POURQUOI CETTE DÉCOUVERTE EST IMPORTANTE
La découverte de l'épave du Quest et la transformation de ce navire en écosystème marin illustrent l'impact inattendu de l'histoire humaine sur l'environnement. Alors que les épaves sont souvent perçues comme des vestiges du passé, elles peuvent aussi devenir des refuges pour la biodiversité. Cette découverte rappelle également l'héritage d'Ernest Shackleton, explorateur dont les expéditions, bien que parfois marquées par des échecs, ont laissé une empreinte durable dans l'histoire de l'exploration polaire.
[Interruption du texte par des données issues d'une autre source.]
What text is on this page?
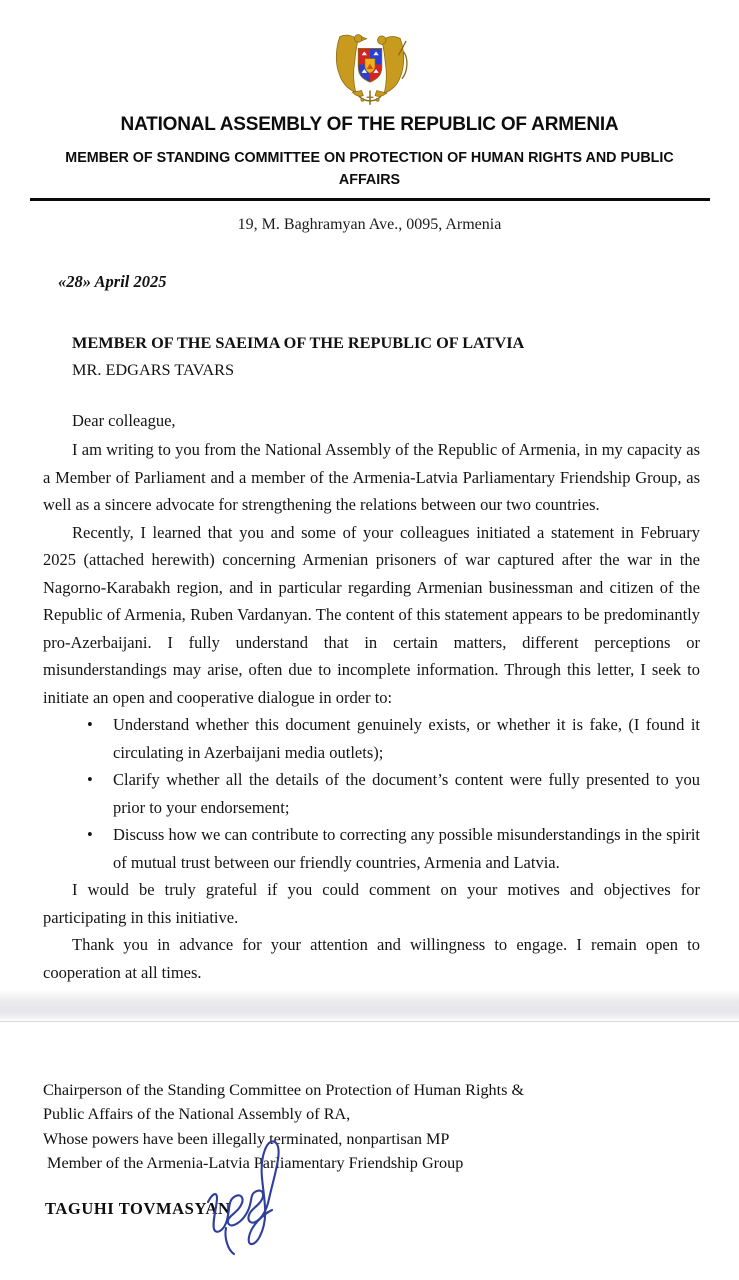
NATIONAL ASSEMBLY OF THE REPUBLIC OF ARMENIA
MEMBER OF STANDING COMMITTEE ON PROTECTION OF HUMAN RIGHTS AND PUBLIC AFFAIRS
19, M. Baghramyan Ave., 0095, Armenia
«28» April 2025
MEMBER OF THE SAEIMA OF THE REPUBLIC OF LATVIA
MR. EDGARS TAVARS
Dear colleague,

I am writing to you from the National Assembly of the Republic of Armenia, in my capacity as a Member of Parliament and a member of the Armenia-Latvia Parliamentary Friendship Group, as well as a sincere advocate for strengthening the relations between our two countries.

Recently, I learned that you and some of your colleagues initiated a statement in February 2025 (attached herewith) concerning Armenian prisoners of war captured after the war in the Nagorno-Karabakh region, and in particular regarding Armenian businessman and citizen of the Republic of Armenia, Ruben Vardanyan. The content of this statement appears to be predominantly pro-Azerbaijani. I fully understand that in certain matters, different perceptions or misunderstandings may arise, often due to incomplete information. Through this letter, I seek to initiate an open and cooperative dialogue in order to:

• Understand whether this document genuinely exists, or whether it is fake, (I found it circulating in Azerbaijani media outlets);
• Clarify whether all the details of the document’s content were fully presented to you prior to your endorsement;
• Discuss how we can contribute to correcting any possible misunderstandings in the spirit of mutual trust between our friendly countries, Armenia and Latvia.

I would be truly grateful if you could comment on your motives and objectives for participating in this initiative.

Thank you in advance for your attention and willingness to engage. I remain open to cooperation at all times.

Chairperson of the Standing Committee on Protection of Human Rights &
Public Affairs of the National Assembly of RA,
Whose powers have been illegally terminated, nonpartisan MP
Member of the Armenia-Latvia Parliamentary Friendship Group
TAGUHI TOVMASYAN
Pour les scientifiques, cette épave est une mine d'informations. Elle permet d'étudier l'évolution des matériaux sous l'eau, l'impact des activités humaines sur les écosystèmes marins, et la manière dont la vie s'adapte à ces nouveaux habitats. À l'heure où les océans sont de plus en plus menacés, ces découvertes pourraient aider à mieux comprendre comment protéger et préserver ces milieux fragiles.
CE QU'IL FAUT RETENIR
L'épave du Quest, navire mythique d'Ernest Shackleton, a été redécouverte plus de soixante ans après son naufrage. Bien que dans un état plus dégradé que prévu, elle abrite désormais un écosystème marin florissant. Les scientifiques prévoient de créer une réplique numérique en 3D du site pour étudier son impact sur la biodiversité. Cette découverte rappelle l'importance de préserver les océans et leur rôle dans la régulation du climat.